Legendary Arkansas sportswriter Bob Holt has died

Bob Holt, who covered the Arkansas Razorbacks for 43 years as a sports reporter for the Arkansas Democrat-Gazette, died Wednesday evening.

Democrat-Gazette columnist Wally Hall announced the death on Twitter last night. Hall said Holt died at 10:38 a.m. Dec. 4.

Holt’s final line — a collection of vignettes about the Razorbacks’ loss to the University of Missouri in the finale of the 2024 football regular season — appeared in Sunday’s paper.

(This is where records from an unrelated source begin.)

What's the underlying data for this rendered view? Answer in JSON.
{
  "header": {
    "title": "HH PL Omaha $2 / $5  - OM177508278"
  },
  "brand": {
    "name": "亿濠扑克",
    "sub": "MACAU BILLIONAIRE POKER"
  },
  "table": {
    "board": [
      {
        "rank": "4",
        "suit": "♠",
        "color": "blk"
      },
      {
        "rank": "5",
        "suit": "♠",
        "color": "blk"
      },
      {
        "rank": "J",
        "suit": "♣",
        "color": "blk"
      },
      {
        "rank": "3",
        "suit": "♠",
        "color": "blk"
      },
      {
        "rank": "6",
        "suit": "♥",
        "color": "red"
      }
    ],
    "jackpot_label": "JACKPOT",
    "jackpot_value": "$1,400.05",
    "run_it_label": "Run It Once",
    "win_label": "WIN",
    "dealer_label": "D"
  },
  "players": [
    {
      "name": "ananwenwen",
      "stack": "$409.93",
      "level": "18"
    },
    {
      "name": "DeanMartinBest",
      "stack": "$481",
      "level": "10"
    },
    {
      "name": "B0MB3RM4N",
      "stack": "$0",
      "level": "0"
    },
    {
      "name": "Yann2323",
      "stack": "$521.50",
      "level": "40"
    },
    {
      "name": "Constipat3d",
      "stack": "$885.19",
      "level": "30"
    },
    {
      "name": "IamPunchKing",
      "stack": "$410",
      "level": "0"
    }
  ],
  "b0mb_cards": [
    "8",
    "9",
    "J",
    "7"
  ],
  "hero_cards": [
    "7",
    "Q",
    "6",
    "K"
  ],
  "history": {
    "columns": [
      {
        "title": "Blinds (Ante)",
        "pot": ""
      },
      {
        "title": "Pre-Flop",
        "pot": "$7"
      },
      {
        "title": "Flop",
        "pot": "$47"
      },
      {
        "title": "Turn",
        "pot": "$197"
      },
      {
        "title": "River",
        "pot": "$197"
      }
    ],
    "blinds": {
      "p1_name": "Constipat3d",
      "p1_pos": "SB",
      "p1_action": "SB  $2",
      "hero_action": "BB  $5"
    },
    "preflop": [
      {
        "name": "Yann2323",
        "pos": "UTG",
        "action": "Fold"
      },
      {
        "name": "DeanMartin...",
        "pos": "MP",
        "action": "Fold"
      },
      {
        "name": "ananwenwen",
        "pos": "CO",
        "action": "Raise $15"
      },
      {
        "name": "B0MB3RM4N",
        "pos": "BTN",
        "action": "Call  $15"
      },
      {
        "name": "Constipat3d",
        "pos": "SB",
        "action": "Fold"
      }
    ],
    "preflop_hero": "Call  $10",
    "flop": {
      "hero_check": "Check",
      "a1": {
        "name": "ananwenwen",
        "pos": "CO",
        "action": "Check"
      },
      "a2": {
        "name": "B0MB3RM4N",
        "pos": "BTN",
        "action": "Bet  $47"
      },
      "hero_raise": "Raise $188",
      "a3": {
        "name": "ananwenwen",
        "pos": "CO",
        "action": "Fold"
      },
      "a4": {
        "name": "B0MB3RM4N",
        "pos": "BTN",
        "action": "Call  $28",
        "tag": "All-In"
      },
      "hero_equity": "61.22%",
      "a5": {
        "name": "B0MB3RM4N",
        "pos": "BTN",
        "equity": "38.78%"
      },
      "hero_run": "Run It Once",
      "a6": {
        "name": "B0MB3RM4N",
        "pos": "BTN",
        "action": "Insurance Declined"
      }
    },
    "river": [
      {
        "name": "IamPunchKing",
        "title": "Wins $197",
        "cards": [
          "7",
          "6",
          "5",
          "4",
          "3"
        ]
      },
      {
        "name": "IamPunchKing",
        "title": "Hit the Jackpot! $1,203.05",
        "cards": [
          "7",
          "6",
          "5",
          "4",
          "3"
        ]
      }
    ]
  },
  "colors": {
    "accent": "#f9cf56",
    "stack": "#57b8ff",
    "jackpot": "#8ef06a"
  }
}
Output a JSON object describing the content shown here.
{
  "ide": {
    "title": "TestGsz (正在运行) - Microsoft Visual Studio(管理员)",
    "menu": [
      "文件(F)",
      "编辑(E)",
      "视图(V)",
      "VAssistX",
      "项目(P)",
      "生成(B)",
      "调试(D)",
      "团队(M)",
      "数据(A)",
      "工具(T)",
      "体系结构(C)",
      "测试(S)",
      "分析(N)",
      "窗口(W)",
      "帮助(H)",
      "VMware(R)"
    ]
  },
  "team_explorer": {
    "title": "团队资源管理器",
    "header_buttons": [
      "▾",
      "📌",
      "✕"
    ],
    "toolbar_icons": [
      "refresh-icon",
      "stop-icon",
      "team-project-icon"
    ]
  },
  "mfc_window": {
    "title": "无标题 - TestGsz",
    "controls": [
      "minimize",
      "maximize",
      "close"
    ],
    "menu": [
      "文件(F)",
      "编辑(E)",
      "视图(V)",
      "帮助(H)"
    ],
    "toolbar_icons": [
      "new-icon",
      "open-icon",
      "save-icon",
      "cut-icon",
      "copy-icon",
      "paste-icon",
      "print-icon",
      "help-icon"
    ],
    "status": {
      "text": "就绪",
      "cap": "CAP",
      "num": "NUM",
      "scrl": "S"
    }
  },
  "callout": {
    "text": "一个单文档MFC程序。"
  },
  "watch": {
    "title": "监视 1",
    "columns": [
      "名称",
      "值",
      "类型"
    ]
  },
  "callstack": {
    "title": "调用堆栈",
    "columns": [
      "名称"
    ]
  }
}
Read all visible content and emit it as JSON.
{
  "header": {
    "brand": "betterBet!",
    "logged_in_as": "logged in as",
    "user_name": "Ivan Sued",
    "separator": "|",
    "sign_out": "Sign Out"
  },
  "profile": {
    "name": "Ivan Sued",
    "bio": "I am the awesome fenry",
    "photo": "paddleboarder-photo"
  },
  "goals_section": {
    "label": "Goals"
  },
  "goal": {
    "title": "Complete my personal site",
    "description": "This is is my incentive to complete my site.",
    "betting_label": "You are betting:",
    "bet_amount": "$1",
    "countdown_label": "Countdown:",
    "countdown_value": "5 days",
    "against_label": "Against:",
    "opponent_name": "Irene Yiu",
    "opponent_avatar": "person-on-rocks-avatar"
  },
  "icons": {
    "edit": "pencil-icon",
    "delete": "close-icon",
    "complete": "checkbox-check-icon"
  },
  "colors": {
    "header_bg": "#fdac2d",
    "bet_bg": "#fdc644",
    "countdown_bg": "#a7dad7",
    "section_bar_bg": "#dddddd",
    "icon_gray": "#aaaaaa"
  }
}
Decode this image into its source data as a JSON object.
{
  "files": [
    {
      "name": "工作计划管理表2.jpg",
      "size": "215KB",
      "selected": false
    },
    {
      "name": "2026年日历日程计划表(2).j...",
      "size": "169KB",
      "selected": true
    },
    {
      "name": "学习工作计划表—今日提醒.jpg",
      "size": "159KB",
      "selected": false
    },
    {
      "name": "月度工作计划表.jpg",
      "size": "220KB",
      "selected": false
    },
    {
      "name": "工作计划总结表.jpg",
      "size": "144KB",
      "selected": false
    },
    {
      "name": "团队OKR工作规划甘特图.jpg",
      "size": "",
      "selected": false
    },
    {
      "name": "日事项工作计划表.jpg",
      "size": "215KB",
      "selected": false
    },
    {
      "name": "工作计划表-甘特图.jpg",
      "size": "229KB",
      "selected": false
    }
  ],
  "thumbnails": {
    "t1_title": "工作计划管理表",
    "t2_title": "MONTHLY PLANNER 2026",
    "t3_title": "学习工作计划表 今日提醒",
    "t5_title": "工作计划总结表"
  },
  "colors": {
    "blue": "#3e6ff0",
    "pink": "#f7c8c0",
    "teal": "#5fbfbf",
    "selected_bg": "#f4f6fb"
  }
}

A graduate of Mizzou, Holt was a member of the Football Writers Association of America, a member of the board of directors of the US Basketball Writers Association and a voter in the Heisman Trophy and the AP Top 25 basketball poll, according to his official biography.

Holt, a four-time Arkansas Sportswriter of the Year and 2022 inductee into the Arkansas Sportscasters and Sportswriters Hall of Fame, was a colorful and affable personality.

He charmed coaches, athletes and fans alike with his folksy style and seemingly endless, probing questions.

The Alabama website AL.com once described Holt as “the most curious reporter at SEC Media Days and reluctant cult hero.”

“He is knowledgeable. He’s a gentleman,” then-SEC Commissioner Mike Slive told the site in 2014. “He’s someone I never forgot who he was when I met him. It was easy to remember who he was.”

Holt began covering Razorbacks sports in 1981, focusing exclusively on the Hogs. At press conferences, opposing coaches talked at length about their own teams, but when they were suddenly asked about the Arkansas Razorbacks, everyone knew it was Bob Holt asking the question.

“I don’t work for The Wall Street Journal,” Holt told AL.com. “I don’t work for The New York Times. You know, I don’t work for USA Today. I work for the Arkansas Democrat-Gazette and as Bill Clinton says, ‘It’s a small, wonderful state,’ but for that.” I mean, you always have to take the local perspective.

Holt has spent his entire career covering the Razorbacks and introducing his readers to the characters who brought them to life, from Lou Holtz and Eddie Sutton to Nolan Richardson and Ken Hatfield to the coaches who followed them, and the countless athletes who wore Razorbacks red. According to the Democrat-Gazette, he even “spent parts of three years in Dallas covering Arkansas interests in the state of Texas.”

“I really couldn’t imagine doing anything else,” Holt once said. “Sometimes you get tired or burnt out like everyone else, but I really can’t imagine doing anything else.”